I was looking at the
Superman Showcase volumes in the store today and I realized something: many of the Lois Lane stories weren't very flattering to the character. She was always trying to trick Superman into marraige or Clark into revealing his secret or some other "treacherous female" behavior that didn't make her look very good. One story had Lois and Lana fighting to the "death" for Superman's affections and playing a trick on him to force him to pick one or the other. Anyone with the volumes knows how the story ends and those who don't can find it fairly easy, but it just made me think that perhaps if the pre-crisis universe is a continuity, then this might not be a very good thing to have as part of official Superman history. This very sexist behavior would be official cannon.

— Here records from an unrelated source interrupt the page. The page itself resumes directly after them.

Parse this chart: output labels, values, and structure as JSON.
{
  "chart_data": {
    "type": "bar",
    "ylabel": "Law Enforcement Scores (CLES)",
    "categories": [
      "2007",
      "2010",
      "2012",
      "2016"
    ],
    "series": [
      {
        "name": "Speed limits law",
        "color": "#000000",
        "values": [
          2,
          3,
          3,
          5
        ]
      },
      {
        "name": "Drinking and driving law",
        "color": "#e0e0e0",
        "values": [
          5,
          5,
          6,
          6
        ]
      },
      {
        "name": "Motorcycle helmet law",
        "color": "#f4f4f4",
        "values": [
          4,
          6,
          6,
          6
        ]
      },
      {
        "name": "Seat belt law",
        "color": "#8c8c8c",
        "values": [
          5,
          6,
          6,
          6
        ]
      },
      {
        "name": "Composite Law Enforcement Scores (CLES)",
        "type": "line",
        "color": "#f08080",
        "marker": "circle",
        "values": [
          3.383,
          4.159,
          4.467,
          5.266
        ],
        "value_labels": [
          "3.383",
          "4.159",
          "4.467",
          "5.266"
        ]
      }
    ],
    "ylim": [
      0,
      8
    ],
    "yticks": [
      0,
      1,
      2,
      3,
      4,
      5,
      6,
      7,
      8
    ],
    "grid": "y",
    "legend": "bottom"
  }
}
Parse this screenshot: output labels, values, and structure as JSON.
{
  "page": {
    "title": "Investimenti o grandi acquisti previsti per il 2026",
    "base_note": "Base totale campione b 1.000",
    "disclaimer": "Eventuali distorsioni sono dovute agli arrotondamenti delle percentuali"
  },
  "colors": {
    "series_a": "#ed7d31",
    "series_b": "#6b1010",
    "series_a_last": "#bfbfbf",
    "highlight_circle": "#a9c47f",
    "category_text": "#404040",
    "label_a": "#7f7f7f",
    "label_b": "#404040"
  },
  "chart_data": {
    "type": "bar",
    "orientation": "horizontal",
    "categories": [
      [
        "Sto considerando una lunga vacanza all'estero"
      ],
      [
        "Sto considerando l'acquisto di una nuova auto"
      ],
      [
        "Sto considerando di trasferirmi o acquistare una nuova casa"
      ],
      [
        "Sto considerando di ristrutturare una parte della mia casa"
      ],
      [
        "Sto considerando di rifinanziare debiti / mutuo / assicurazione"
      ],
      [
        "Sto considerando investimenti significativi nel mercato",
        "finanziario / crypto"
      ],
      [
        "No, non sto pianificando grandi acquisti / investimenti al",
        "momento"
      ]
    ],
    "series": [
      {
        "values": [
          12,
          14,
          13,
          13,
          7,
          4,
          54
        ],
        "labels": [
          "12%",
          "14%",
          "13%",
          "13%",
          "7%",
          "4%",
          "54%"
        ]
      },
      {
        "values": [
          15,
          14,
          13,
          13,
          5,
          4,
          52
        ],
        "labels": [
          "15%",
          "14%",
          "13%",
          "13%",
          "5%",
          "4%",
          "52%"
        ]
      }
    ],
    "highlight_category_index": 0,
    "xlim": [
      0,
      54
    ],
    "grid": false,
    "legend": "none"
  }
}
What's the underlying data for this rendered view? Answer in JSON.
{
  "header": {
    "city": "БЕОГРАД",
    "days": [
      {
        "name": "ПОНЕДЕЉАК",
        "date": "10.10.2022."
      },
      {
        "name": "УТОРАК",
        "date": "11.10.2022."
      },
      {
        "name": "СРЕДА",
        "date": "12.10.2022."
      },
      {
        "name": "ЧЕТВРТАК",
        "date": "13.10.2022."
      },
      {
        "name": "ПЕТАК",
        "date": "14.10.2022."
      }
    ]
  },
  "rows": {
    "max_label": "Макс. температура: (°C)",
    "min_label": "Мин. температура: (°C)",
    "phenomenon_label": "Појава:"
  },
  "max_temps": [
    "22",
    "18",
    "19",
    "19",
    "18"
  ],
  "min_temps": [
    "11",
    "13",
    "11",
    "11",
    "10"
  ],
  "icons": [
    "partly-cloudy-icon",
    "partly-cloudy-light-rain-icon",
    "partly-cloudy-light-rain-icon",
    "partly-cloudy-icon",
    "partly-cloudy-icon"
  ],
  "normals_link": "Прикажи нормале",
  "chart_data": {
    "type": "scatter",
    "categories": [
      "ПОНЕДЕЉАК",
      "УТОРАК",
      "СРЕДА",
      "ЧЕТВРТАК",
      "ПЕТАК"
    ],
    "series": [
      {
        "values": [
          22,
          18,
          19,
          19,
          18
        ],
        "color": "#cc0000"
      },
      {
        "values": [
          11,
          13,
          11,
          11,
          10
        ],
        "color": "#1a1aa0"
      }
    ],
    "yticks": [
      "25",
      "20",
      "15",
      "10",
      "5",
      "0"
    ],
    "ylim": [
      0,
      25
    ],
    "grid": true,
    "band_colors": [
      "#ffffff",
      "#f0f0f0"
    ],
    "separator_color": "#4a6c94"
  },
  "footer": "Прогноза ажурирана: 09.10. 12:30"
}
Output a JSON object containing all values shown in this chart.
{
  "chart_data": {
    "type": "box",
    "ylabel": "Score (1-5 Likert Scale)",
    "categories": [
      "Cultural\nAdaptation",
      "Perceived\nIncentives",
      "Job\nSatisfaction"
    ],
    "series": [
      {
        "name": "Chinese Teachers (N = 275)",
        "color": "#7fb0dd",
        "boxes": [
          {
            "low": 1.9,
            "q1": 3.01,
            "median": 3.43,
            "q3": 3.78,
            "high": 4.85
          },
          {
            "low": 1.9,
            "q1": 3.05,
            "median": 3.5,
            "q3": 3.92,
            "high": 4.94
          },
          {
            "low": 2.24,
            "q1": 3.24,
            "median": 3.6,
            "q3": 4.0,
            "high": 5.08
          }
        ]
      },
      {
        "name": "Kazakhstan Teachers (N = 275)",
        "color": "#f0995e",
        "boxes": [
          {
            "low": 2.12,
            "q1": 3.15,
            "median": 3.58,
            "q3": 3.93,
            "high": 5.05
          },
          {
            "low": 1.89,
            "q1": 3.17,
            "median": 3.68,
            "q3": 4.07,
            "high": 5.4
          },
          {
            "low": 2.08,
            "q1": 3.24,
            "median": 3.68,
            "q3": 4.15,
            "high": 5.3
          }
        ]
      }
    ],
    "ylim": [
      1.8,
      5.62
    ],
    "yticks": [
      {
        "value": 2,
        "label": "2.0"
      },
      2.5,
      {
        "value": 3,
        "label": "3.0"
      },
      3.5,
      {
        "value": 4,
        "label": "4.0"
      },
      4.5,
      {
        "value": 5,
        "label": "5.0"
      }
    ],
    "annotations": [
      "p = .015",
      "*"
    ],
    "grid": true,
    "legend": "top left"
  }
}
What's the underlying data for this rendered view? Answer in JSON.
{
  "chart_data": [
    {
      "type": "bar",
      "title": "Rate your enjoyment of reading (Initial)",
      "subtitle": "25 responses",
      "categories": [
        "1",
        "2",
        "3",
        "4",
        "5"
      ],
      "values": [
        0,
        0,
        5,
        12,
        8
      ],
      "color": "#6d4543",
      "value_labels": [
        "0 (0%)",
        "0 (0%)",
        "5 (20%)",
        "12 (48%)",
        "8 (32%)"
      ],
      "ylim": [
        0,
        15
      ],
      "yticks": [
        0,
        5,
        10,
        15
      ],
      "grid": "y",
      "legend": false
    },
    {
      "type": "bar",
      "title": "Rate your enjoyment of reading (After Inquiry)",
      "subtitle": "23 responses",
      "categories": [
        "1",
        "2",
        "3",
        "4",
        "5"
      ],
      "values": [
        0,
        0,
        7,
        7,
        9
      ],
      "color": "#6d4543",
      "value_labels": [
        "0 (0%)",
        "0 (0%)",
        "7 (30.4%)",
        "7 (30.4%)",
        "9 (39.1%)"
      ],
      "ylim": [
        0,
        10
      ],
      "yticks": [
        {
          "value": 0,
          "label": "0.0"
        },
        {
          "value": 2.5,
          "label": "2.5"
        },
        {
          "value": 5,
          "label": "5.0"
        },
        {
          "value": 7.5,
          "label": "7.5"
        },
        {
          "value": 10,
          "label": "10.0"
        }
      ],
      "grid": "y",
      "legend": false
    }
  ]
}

This got me thinking about a much larger question: is the pre-crisis universe really a continuity at all? Superman's history was constantly being "updated", even until the last year with
Superman the Secret Years. This certainly doesn't fit the pattern for a conventional continuity. Take Bizzaro for instance; he was origianlly an accidental clone of Superboy created by a duplicator ray, yet just a few short years later, he had become a delibrate creation by Lex Luthor. Or how many times did Jimmy Olsen travel back in time to Krypton to help Jor-El spare Kal-El? I can think of at least two stories that took place in less then a decade of each other with that very theme. Superman himself went back and met his parents at least two years prior to the famous Lyda story. Then there is still the question of what age did Superboy start his career? Some stories say he was in elementary school, others say he was a teenager.
All of these raise serious questions about what is or isn't, or even what should be, cannon in Superman history. Is it just me, am I thinking too hard?